03 Mayıs 2024 | Cuma

Sülükler!

Birileri isimlerini yazmak için kirli nefesiyle futbolun camlarını hohluyor! Birileri de parayı nerden bulduğu bile sorgulanmayan bu züppeleri pohpohluyor.
Parasız bir şey olmuyor diye insanlıktan çıkılması gerekmiyor.
"Futbolda aklanan kara para saklanan paranın yanında devede kulaktır" dediğimiz zaman hükmü olmuyorsa, çocuklarınızın hayatına futbolla girenlerin, çıkarken yanlarında o çocukların ömrünü götüreceklerinden de şüpheniz olmasın.
Bu ülkede hırsız hırsızı korur. O hırsızlar bizlerin her şeyini alır da biz onlardan hırsımızı bile alamayız.

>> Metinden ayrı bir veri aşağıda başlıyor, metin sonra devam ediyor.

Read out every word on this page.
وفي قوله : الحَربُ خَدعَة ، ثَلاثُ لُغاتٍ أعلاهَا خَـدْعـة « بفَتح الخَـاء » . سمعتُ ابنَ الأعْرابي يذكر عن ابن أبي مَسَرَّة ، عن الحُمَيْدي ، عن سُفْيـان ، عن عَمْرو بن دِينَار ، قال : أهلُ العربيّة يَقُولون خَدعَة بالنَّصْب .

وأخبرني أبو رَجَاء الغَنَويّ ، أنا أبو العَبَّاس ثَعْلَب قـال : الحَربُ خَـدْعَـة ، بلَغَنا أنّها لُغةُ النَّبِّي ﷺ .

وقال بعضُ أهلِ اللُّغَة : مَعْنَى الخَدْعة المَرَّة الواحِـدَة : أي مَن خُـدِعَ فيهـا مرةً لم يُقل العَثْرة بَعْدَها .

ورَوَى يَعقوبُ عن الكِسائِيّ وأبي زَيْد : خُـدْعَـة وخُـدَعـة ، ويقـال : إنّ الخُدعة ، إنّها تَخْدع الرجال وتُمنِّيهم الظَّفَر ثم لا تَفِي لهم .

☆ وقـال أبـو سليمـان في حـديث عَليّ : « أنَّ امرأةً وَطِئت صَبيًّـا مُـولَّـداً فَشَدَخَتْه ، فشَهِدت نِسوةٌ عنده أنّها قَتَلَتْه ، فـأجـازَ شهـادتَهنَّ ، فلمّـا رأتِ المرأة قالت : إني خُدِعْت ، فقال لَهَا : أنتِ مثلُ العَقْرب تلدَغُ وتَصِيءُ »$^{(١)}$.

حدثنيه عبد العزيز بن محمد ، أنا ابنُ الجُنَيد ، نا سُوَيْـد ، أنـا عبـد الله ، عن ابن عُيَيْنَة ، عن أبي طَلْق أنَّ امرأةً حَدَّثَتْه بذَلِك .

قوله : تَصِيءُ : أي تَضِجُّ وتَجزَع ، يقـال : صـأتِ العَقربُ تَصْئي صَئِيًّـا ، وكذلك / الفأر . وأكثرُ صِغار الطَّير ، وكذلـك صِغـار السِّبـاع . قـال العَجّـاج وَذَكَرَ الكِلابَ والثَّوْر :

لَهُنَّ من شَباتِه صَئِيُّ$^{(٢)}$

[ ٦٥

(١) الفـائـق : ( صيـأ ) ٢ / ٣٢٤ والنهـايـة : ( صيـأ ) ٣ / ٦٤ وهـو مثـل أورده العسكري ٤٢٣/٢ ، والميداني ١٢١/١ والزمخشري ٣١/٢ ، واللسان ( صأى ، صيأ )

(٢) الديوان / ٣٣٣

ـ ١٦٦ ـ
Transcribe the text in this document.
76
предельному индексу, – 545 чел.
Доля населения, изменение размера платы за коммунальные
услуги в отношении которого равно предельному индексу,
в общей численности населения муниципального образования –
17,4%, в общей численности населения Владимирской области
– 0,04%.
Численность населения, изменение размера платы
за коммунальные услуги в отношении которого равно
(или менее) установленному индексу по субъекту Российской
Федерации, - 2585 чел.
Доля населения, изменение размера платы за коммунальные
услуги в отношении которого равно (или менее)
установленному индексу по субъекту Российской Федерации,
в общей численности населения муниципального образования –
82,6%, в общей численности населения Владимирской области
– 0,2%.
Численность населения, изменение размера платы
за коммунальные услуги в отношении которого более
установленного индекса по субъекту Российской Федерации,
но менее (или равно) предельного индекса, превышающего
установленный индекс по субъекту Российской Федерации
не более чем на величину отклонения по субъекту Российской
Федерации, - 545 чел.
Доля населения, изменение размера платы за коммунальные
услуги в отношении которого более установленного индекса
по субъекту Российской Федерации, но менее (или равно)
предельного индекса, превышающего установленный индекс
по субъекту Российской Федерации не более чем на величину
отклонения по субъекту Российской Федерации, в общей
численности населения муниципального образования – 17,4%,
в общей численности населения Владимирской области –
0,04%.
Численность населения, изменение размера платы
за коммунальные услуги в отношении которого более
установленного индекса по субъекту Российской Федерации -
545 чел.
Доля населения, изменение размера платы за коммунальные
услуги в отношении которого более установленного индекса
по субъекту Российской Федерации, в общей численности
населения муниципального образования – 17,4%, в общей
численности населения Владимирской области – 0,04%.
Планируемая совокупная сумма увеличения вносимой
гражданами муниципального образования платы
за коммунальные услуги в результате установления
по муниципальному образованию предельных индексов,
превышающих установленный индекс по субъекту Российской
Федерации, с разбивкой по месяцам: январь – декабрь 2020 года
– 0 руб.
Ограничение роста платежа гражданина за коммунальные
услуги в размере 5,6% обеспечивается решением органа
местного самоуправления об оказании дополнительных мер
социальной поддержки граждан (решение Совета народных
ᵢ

Futbol insani duyguların hakim olduğu her yerde sanat yerine geçer.
Bizde paradır, tehdittir, her yere uzanan kirli ellerin "salya sümük zaferidir!" Adaletsizliğin aynasına bakıp saçlarını tarayanlarla, masum olduğu halde suçlanıp adalet arayanlar arasında çelişkilerle yüklüdür ülke.
Anlamı yoktur hiçbir haykırışın!
Karanlık adamların üzerini arasalar kirli para çıkar, kötülüğün krokileri çıkar ama zerre kadar insanlık çıkmaz!
Biz de "yakışın" deriz bu ağalara ve ortaklarına, "birbirinize daha çok yakışın!" H H H
Futbol sadece seyredilmek için değildir sorgu gerektirir. Bayern Münih-Real Madrid maçında izlediğimiz hakem, bizim ülkemizde ömrü billah göremeyeceğiz kadar zarif, adil ve mesleki varlığını sahada ispatlamış yürekli bir hakemdi. Maçın sonuna sadece 3 dakika ilave edildi.
Çünkü topun oyunda kalma süresi bir futbol maçına yakışan biçimdeydi.
16 dakika uzatılan bizdeki maçlar gibi düdük enflasyonu ve yönetici korkusu yoktu.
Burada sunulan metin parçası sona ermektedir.